Metaldeki elektronlar, onları orada tutan belirli miktarda bağlanma enerjisine sahip olduklarından, çarpan ışığının elektronları serbest bırakmak için daha fazla enerjiye sahip olması gerekir. Düşük frekanslı ışığın fotonları, elektronları metalden fırlatmaya yetecek kadar enerji içermez. Metal uzun süre böyle bir ışığa maruz kalsa bile elektron emisyonu gözlenmez. Bir elektron ancak iş fonksiyonundan daha büyük enerjiye sahip bir foton metale çarptığında yayılabilir.

Eq1

Fotonun fazla enerjisi, yayılan elektronun kinetik enerjisine dönüştürülür.

Eq1

Bu nedenle, elektronlar, yeterli enerjiye (eşikten daha büyük bir frekansa) sahip fotonlar tarafından vurulduğunda dışarı atılır. Gelen ışığın frekansı ne kadar büyükse, kaçan elektronlara çarpışmaların verdiği kinetik enerji o kadar büyük olur. Einstein ayrıca ışık yoğunluğunun gelen dalganın genliğine bağlı olmadığını, bunun yerine belirli bir süre içinde yüzeye çarpan fotonların sayısına karşılık geldiğini savundu. Püskürtülen elektronların sayısı parlaklıkla artar. Gelen fotonların sayısı arttıkça, bazı elektronlarla çarpışmaları daha olasıdır.

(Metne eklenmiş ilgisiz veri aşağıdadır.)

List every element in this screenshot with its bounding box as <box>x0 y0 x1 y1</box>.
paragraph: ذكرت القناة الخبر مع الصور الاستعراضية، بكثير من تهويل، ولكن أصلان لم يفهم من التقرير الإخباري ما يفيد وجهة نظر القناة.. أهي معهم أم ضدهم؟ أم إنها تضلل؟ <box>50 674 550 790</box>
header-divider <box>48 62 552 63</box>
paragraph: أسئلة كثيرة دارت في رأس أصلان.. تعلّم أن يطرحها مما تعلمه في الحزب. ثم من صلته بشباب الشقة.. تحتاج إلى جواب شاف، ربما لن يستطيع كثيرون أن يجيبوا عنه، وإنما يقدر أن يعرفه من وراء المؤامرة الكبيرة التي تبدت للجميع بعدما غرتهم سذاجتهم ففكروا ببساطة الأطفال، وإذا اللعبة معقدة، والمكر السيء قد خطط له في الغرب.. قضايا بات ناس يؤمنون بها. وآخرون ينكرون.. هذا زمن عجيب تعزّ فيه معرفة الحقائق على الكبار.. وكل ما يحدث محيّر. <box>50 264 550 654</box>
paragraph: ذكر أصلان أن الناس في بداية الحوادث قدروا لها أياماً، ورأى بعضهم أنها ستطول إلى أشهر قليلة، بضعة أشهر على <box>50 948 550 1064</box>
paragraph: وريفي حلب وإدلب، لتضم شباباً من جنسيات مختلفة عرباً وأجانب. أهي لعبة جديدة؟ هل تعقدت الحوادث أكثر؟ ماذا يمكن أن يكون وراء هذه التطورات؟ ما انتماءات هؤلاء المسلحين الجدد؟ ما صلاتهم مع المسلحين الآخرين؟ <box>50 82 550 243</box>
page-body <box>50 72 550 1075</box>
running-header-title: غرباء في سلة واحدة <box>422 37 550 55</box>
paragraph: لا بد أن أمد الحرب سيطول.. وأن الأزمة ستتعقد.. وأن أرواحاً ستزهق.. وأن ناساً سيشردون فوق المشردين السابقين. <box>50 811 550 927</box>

Fotoelektrik olay güçlü bir şekilde ışığın parçacık davranışını gösterir. Einstein, fotoelektrik olayı açıklaması nedeniyle 1921’de Nobel Fizik Ödülü’nü kazandı. Birçok ışık fenomeni dalgalar veya partiküller olarak açıklanabilse de, ışık çift yarıktan geçerken elde edilen girişim desenleri gibi bazı fenomenler, ışığın partikül görünümüne tamamen aykırı iken, fotoelektrik gibi diğer fenomenler etkisi, ışığın dalga görünümüne tamamen aykırıdır. Her nasılsa, derin bir temel seviyede hala tam olarak anlaşılamamıştır, ışık hem dalgalı hem de parçacık benzeridir. Bu dalga-parçacık ikiliği olarak bilinir.

Bu metin bu kaynaktan uyarlanmıştır: Openstax, Chemistry 2e, Section 6.1: Electromagnetic Energy.